大昔に『トキの薬草』が発見された、というオアシスを含め、この砂漠のエリアはあらかた探しつくしてしまった。
だが、今は『トキの薬草』の手掛かりもつかめていない。
本当にこれで正しいのか、空回りしているのではないか、という気がしてくる。
「リリースされてから半年。『ドラゴン』を倒すクエストやイベントは何度も発生している。
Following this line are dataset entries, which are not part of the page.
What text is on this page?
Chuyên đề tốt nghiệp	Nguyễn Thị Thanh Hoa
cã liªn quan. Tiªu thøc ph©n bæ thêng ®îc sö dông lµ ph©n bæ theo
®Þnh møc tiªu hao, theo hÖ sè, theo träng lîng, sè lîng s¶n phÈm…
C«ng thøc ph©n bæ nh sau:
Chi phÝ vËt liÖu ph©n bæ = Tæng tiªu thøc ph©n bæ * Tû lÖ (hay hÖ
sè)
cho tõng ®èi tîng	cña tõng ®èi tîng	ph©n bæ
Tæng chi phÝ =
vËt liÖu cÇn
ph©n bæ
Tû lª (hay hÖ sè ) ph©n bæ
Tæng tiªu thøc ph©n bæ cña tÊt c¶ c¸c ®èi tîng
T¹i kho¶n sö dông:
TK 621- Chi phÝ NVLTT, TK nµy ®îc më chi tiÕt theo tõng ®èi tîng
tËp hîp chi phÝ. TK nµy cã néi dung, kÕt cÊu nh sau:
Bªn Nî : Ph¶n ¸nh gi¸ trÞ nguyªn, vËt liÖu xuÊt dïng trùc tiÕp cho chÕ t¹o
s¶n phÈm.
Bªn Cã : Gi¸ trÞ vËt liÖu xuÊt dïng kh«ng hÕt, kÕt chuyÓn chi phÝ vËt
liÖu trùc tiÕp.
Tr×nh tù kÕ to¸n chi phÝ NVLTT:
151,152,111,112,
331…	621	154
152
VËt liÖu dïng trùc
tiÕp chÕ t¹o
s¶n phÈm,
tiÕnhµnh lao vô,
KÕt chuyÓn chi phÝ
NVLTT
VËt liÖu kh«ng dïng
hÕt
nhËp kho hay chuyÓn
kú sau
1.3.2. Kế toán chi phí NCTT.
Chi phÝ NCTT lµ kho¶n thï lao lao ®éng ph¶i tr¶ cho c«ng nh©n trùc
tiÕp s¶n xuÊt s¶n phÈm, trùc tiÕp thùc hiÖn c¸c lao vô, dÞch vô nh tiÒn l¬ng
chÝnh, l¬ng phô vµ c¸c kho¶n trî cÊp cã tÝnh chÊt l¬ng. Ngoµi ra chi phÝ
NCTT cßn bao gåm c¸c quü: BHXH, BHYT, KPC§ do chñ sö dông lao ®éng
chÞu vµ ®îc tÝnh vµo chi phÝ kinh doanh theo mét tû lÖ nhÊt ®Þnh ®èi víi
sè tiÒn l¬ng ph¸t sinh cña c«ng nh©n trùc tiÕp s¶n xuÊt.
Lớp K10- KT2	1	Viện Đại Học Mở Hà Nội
だが、『ドラゴン』と関連するアイテムである『トキの薬草』はその存在をほのめかされているものの、半年間まだ一度も発見されていない。
……この場合、考えられる原因は2通りある」
白髪の用心棒は、お茶を配りながら言った。
「ひとつ、これから実装される予定のフィールドで特別なイベントが用意されていて、そこで特別な『ドラゴン』を倒したときに手に入る。
ふたつ、すでに実装されている『ドラゴン』の出るフィールドで、なんらかの条件を満たす必要があるが、まだ誰も満たしていない。
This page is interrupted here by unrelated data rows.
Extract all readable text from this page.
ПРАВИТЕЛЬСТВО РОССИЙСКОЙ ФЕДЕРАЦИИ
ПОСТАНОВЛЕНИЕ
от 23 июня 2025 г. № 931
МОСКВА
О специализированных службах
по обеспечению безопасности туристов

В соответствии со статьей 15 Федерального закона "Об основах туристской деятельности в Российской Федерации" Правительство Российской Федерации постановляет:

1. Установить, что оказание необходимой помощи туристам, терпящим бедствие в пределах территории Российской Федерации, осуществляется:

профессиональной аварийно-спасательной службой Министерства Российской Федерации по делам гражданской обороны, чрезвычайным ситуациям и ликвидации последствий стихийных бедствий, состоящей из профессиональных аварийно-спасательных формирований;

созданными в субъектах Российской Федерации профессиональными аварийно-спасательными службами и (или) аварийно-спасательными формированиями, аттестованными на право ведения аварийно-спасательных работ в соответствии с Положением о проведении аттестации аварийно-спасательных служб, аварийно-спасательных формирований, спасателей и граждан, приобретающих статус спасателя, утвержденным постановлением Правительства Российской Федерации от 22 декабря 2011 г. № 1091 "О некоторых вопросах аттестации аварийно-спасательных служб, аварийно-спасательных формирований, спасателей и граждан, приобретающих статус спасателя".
このどちらかだ。君たちは、どうしても後者にかけるしかないんだね?」
「そうだな。俺は次のアップデートを待つことはできない」
「では、このフィールドでまだ誰も満たしていない条件とは、一体なんだろうか?」
「俺はゲームの事はあまり詳しくないので、よく分からないな……アサシンはなにか心当たりあるか?」
「うーん、アッドスの言っていた事は、けっこう重要かもしれない。『ドラゴン』の血だまりに生える……つまり『ドラゴン』をめちゃくちゃ狩ったら生えるとか」
「かもしれん。とりあえず、フィールド上からドラゴンを全滅させてみるというのはどうだ?」
一行は、砂漠の上空を飛び交うワイバーンを見上げた。
中には遥か上空を飛んでいる者もいて、彼らにはとても交戦できそうにない。
「無理じゃない? 倒しきる前にリスポーンしちゃうよ」
「我々だけでは、そうだろうな……だが、そろそろ他のプレイヤーたちが目覚める頃だ」
白髪の用心棒は、丘の向こうを指さした。
高い所から砂漠の地平を見下ろすと、水平線の向こうの転移ポートから、強い光が発せられていた。
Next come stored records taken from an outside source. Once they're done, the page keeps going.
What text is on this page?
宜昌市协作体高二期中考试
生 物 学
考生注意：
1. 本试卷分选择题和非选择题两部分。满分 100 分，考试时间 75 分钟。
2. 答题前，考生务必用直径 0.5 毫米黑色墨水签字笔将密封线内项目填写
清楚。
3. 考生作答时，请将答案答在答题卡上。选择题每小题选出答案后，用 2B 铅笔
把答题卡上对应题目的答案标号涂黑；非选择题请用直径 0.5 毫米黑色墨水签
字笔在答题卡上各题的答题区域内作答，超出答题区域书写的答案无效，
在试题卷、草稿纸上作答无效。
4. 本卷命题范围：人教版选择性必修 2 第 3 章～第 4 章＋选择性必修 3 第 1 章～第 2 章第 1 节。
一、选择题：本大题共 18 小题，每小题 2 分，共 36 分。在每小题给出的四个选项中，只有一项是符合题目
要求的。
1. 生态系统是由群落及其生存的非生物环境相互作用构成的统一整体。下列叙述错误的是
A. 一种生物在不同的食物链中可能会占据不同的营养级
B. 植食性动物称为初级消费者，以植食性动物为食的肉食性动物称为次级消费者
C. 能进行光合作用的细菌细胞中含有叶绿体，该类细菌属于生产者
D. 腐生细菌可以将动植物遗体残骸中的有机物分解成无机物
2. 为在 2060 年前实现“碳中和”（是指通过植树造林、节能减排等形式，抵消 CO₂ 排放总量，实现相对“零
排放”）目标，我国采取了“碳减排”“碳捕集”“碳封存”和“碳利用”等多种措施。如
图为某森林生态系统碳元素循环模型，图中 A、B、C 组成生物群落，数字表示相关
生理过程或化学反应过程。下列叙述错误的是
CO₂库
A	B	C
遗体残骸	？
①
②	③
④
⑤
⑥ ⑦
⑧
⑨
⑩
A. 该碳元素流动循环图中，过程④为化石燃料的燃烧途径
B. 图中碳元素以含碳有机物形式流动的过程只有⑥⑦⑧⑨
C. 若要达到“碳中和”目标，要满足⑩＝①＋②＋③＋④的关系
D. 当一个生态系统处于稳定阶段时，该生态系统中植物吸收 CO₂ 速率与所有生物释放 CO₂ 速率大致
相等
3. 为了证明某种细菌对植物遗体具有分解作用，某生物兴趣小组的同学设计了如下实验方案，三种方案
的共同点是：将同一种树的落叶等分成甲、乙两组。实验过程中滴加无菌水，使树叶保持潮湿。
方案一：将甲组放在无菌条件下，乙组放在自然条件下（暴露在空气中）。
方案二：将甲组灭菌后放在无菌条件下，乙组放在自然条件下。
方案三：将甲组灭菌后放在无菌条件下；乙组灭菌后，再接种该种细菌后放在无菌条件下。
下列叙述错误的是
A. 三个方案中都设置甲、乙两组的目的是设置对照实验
砂漠にぞろぞろとプレイヤーたちがやってきて、静かに砂埃をくゆらせている。
アサシンは、ずらりと並んだブルーアイコンの姿に、びくっと怯えた。
白髪の用心棒は、日本刀を手に立ち上がった。
「5時になると、登校前や出勤前に軽く遊んでいくプレイヤーは割と多いんだ。ちょっとレイドパーティが組めないか、彼らと交渉してくるよ」
「ええっ! ど、ど、どうするの!? あんな大勢なのに!」
「道ばたで人間に話しかけたらケンカが始まるとでも思っているのかね? ここは仮想世界で、相手は生身の人間だよ。なにも怖がることはないさ」
「よし、俺も行こう」
「いや、サイモン、あんたは体がデカいから相手が怖がるかもしれん。ここは私に任せておいてくれ」
などと言って、白髪の用心棒は単身、ブルーアイコンたちの方に向かっていった。
アサシンは、すっかり恐怖に青ざめていた。